Para pelaku usaha menilai ada sejumlah persoalan yang harus diselesaikan pemerintah, terutama terkait kinerja perdagangan dan investasi.
Oleh
Cyprianus Anto Saptowalyono
·2 menit baca
”Pekerjaan rumah saat ini mengejar neraca perdagangan secepatnya. Makin tidak imbang, makin besar pasak daripada tiang,” kata Direktur Eksekutif Dewan Pimpinan Nasional Asosiasi Pengusaha Indonesia Danang Girindrawardana ketika dimintai pandangan di Jakarta, Senin (1/7/2019).
Pembatasan impor memang tidak gampang. Terkait hal itu, kata Danang, harus ada keseriusan dalam memastikan kebenaran dan akurasi data.

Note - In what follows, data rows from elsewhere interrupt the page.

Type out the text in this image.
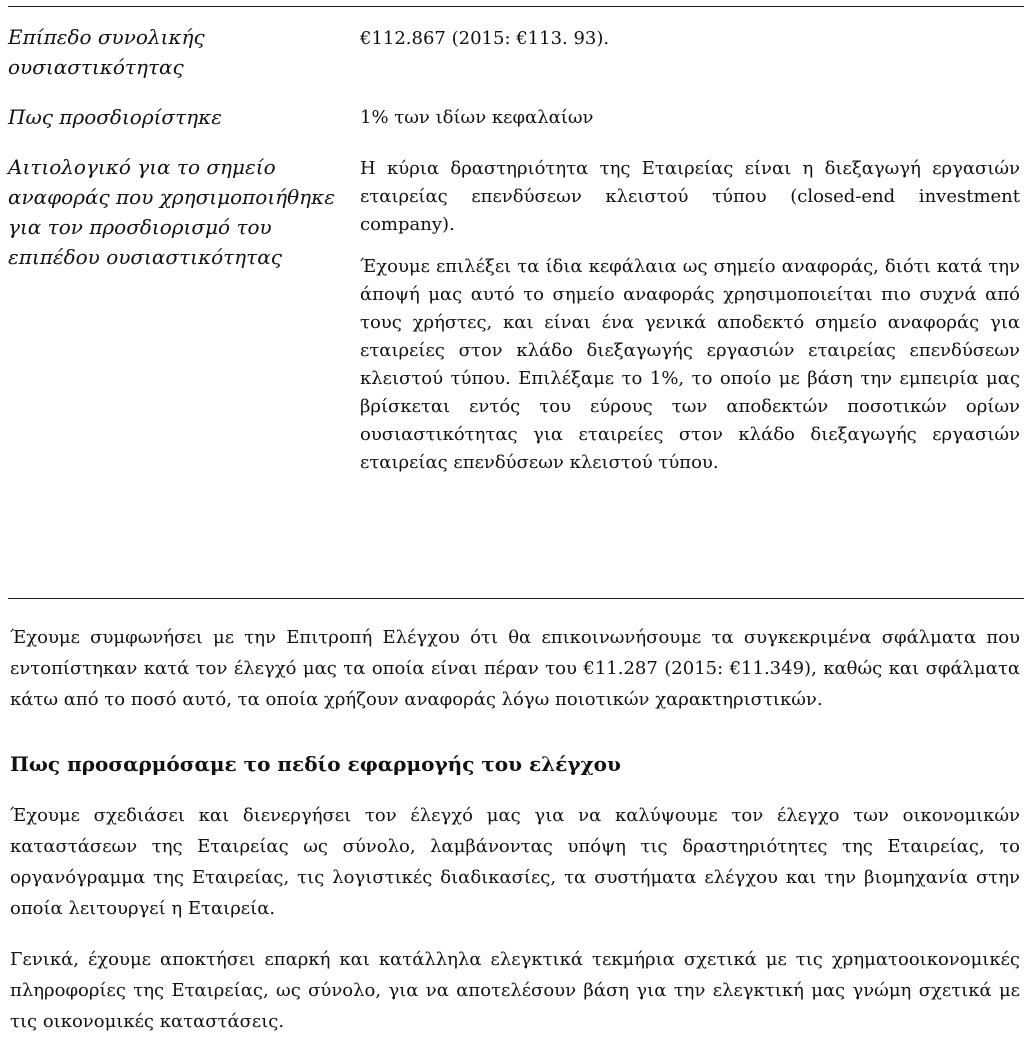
Επίπεδο συνολικής ουσιαστικότητας
€112.867 (2015: €113. 93).
Πως προσδιορίστηκε	1% των ιδίων κεφαλαίων
Αιτιολογικό για το σημείο αναφοράς που χρησιμοποιήθηκε για τον προσδιορισμό του επιπέδου ουσιαστικότητας
Η κύρια δραστηριότητα της Εταιρείας είναι η διεξαγωγή εργασιών εταιρείας επενδύσεων κλειστού τύπου (closed-end investment company).
Έχουμε επιλέξει τα ίδια κεφάλαια ως σημείο αναφοράς, διότι κατά την άποψή μας αυτό το σημείο αναφοράς χρησιμοποιείται πιο συχνά από τους χρήστες, και είναι ένα γενικά αποδεκτό σημείο αναφοράς για εταιρείες στον κλάδο διεξαγωγής εργασιών εταιρείας επενδύσεων κλειστού τύπου. Επιλέξαμε το 1%, το οποίο με βάση την εμπειρία μας βρίσκεται εντός του εύρους των αποδεκτών ποσοτικών ορίων ουσιαστικότητας για εταιρείες στον κλάδο διεξαγωγής εργασιών εταιρείας επενδύσεων κλειστού τύπου.

Έχουμε συμφωνήσει με την Επιτροπή Ελέγχου ότι θα επικοινωνήσουμε τα συγκεκριμένα σφάλματα που εντοπίστηκαν κατά τον έλεγχό μας τα οποία είναι πέραν του €11.287 (2015: €11.349), καθώς και σφάλματα κάτω από το ποσό αυτό, τα οποία χρήζουν αναφοράς λόγω ποιοτικών χαρακτηριστικών.

Πως προσαρμόσαμε το πεδίο εφαρμογής του ελέγχου

Έχουμε σχεδιάσει και διενεργήσει τον έλεγχό μας για να καλύψουμε τον έλεγχο των οικονομικών καταστάσεων της Εταιρείας ως σύνολο, λαμβάνοντας υπόψη τις δραστηριότητες της Εταιρείας, το οργανόγραμμα της Εταιρείας, τις λογιστικές διαδικασίες, τα συστήματα ελέγχου και την βιομηχανία στην οποία λειτουργεί η Εταιρεία.

Γενικά, έχουμε αποκτήσει επαρκή και κατάλληλα ελεγκτικά τεκμήρια σχετικά με τις χρηματοοικονομικές πληροφορίες της Εταιρείας, ως σύνολο, για να αποτελέσουν βάση για την ελεγκτική μας γνώμη σχετικά με τις οικονομικές καταστάσεις.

Kategori dan jalur distribusi produk impor harus benar-benar dicermati. Pencermatan diperlukan untuk memastikan apakah barang impor tersebut masuk kategori konsumsi atau tergolong bagian dari komponen industri serta produksi.
Beberapa produk atau komoditas, semisal hasil produksi industri tekstil dan produk tekstil serta minyak sawit mentah, dinilai masih bisa diharapkan menyeimbangkan neraca dagang. ”Sinergi kebijakan dan kepastian hukum harus menjadi nomor satu untuk membuat Indonesia menjadi negara terbuka investasi,” ujarnya.
Salah satu permasalahan berkaitan dengan transisi sistem layanan perizinan. Layanan di Badan Koordinasi Penanaman Modal dinilai harus mampu mengambil sebanyak mungkin layanan sektoral di kementerian, lembaga, dan pemerintah daerah. Hal itu dibutuhkan apabila Indonesia mengejar pendatang baru di sisi investasi.
Kebijakan insentif dipandang penting bagi investor yang sudah eksis. ”Terutama di industri padat karya yang banyak menyerap tenaga kerja berpendidikan rendah. Masih ada sekitar 62 juta tenaga kerja di level ini,” ujar Danang.
Sebelumnya, Sekretaris Jenderal Himpunan Industri Mebel dan Kerajinan Indonesia Abdul Sobur mengemukakan arti penting menyinkronkan sejumlah regulasi atau kondisi di Indonesia dengan harapan investor. Sinkronisasi ini diperlukan apabila Indonesia ingin menarik investasi.
Merujuk data Badan Koordinasi Penanaman Modal, total realisasi penanaman modal triwulan I-2019 senilai Rp 195,1 triliun. Apabila dirinci, realisasi penanaman modal asing sebesar Rp 107,9 triliun dan penanaman modal dalam negeri Rp 87,2 triliun.
Sementara itu, anggota Komite Ekonomi dan Industri Nasional, Benny Soetrisno, mengusulkan agar semua gubernur, bupati, dan wali kota membuat daerahnya ramah untuk kegiatan bisnis. Kriteria daerah terbaik untuk bisnis di ASEAN harus menjadi ukuran.